NJ Department of Law and Public Safety Leadership Changes Announced
“The heart and soul of this department are the career officials who have spent their professional lives in public service. Today, we're moving three of them into key leadership positions,” Attorney General Gurbir Grewal said in the statement.
March 06, 2018 at 06:17 PM
3 minute read
New Jersey Attorney General Gurbir Grewal on Tuesday announced the appointment of new top law enforcement officials.
Michelle Miller will become Division of Law director, Veronica Allende will become director of the Division of Criminal Justice, according to Grewal, who also announced Gov. Phil Murphy's anticipated nomination of Tracy Thompson to head the Office of the Insurance Fraud Prosecutor, a position that requires the consent of the state Senate.
All three are career public servants, Grewal noted in a release.
“The heart and soul of this department are the career officials who have spent their professional lives in public service. Today, we're moving three of them into key leadership positions,” Grewal said in the release.
Miller, acting director of the Division of Law since her July 2015 appointment, is to become permanent in that position. She joined the division in 1995 as a deputy attorney general.
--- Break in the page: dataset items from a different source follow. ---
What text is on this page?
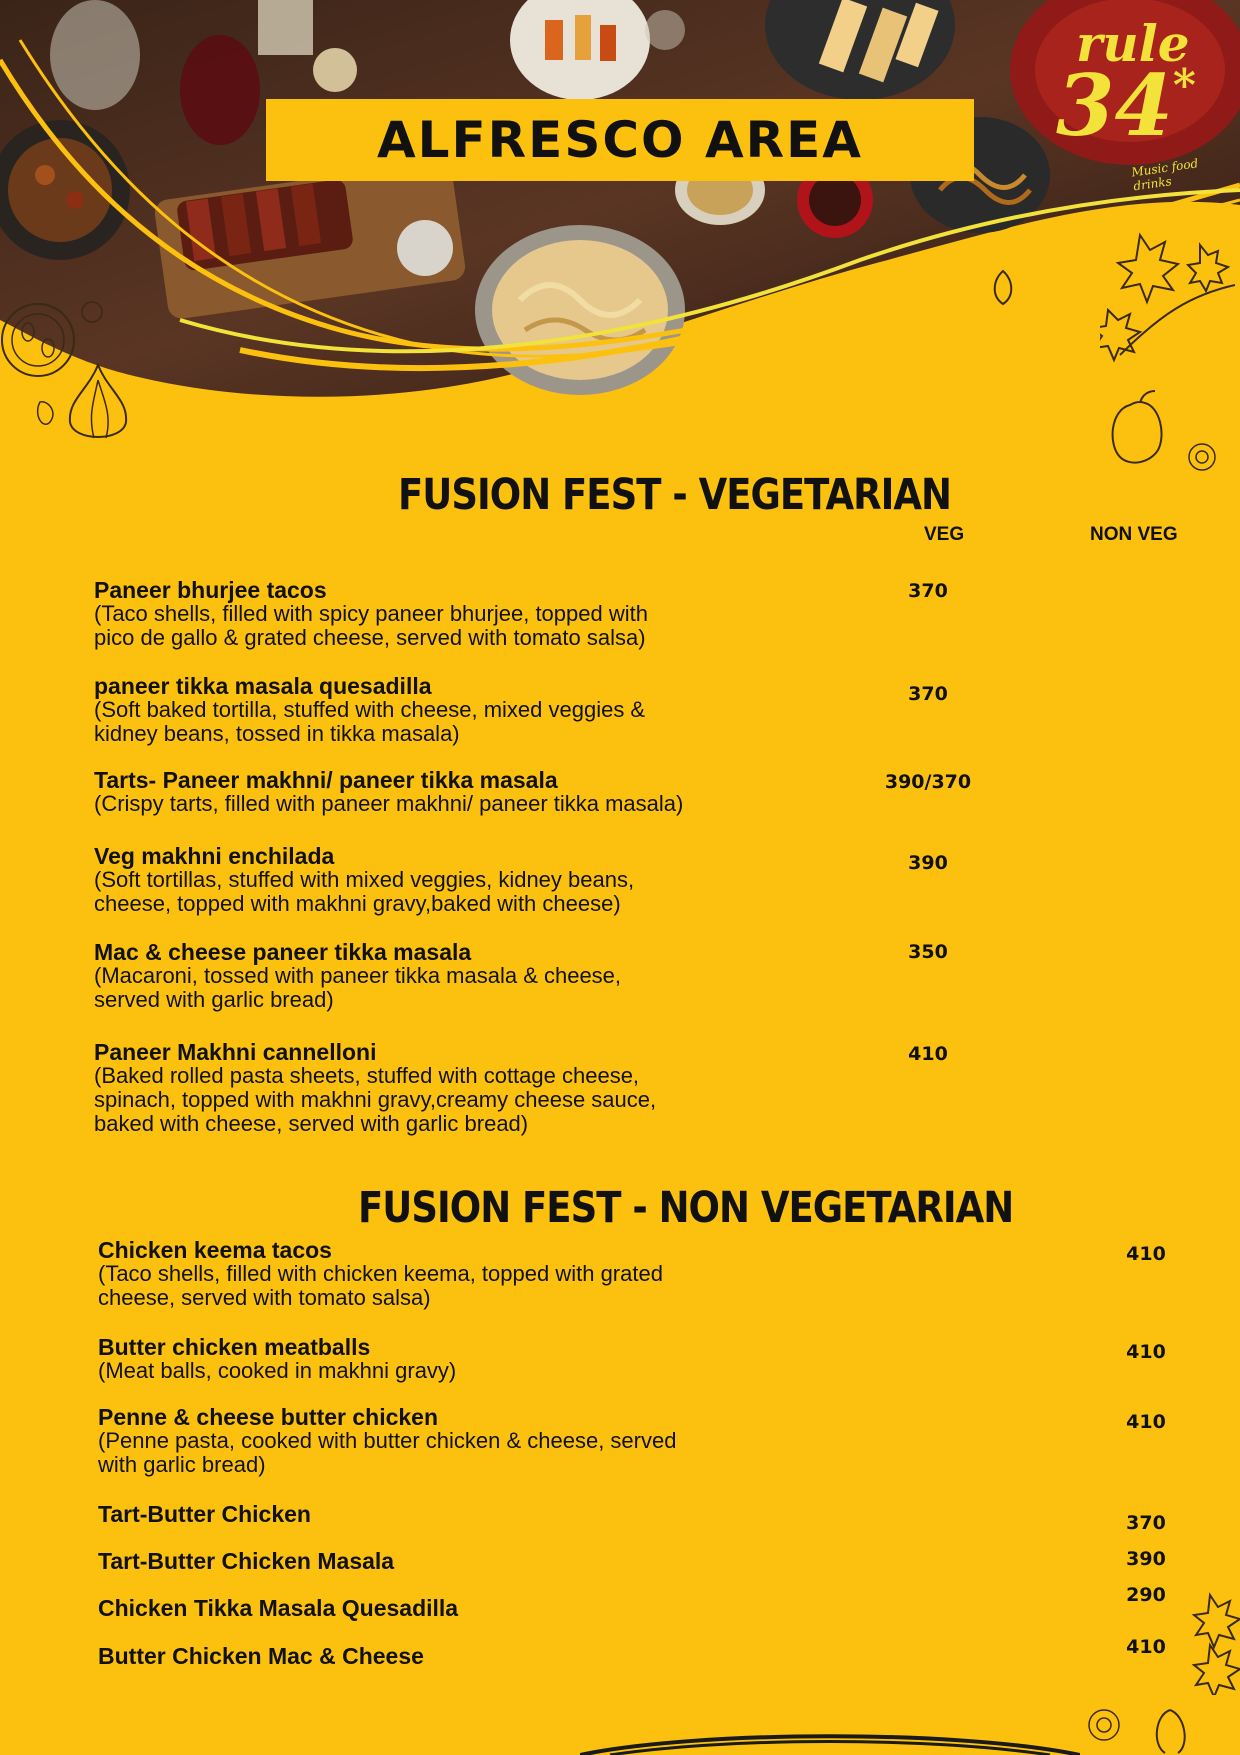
ALFRESCO AREA
rule
34*
Music food drinks
FUSION FEST - VEGETARIAN
VEG	NON VEG
FUSION FEST - NON VEGETARIAN
Paneer bhurjee tacos
(Taco shells, filled with spicy paneer bhurjee, topped with
pico de gallo & grated cheese, served with tomato salsa)
370
paneer tikka masala quesadilla
(Soft baked tortilla, stuffed with cheese, mixed veggies &
kidney beans, tossed in tikka masala)
370
Tarts- Paneer makhni/ paneer tikka masala
(Crispy tarts, filled with paneer makhni/ paneer tikka masala)
390/370
Veg makhni enchilada
(Soft tortillas, stuffed with mixed veggies, kidney beans,
cheese, topped with makhni gravy,baked with cheese)
390
Mac & cheese paneer tikka masala
(Macaroni, tossed with paneer tikka masala & cheese,
served with garlic bread)
350
Paneer Makhni cannelloni
(Baked rolled pasta sheets, stuffed with cottage cheese,
spinach, topped with makhni gravy,creamy cheese sauce,
baked with cheese, served with garlic bread)
410
Chicken keema tacos
(Taco shells, filled with chicken keema, topped with grated
cheese, served with tomato salsa)
410
Butter chicken meatballs
(Meat balls, cooked in makhni gravy)
410
Penne & cheese butter chicken
(Penne pasta, cooked with butter chicken & cheese, served
with garlic bread)
410
Tart-Butter Chicken	370
Tart-Butter Chicken Masala	390
Chicken Tikka Masala Quesadilla	290
Butter Chicken Mac & Cheese	410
She received her law degree from Seton Hall University School of Law, and her bachelor's degree in English language and literature from Fairleigh Dickinson University.
Allende returns to the Division of Criminal Justice after a year and half at the U.S. Attorney's Office for the District of New Jersey, where she served as an assistant U.S. attorney. From 2007 to 2016, Allende served as a deputy attorney general within the division. Among other responsibilities, Allende served as a member of the attorney general's shooting response team, where she investigated officer-involved shootings. In 2015, Allende was promoted to deputy bureau chief of the Financial and Computer Crimes Bureau, overseeing the Computer Crimes Unit, which investigates and prosecutes child pornography and other computer-related criminal activity. Allende previously practiced land use and commercial real estate law with Woodbridge's Wilentz, Goldman & Spitzer.
The current director of the Division of Criminal Justice, Elie Honig, is “leaving [the department] for a new role,” Grewal said in the statement, but didn't elaborate. He noted that Honig will remain in his position temporarily to “allow for a smooth transition.”
Honig, director of the division since 2013, could not be reached for comment.
Thompson has spent 25 years as a prosecutor, first with the Mercer County Prosecutor's Office and later with the Attorney General's Office. In 2017, Thompson was appointed as counsel to the director of the Division of Criminal Justice. She will begin serving as the acting insurance fraud prosecutor effective March 26, according to the release. Thompson will replace, Christopher Iu, whose future plans also were not immediately clear. He, too, could not be reached for comment.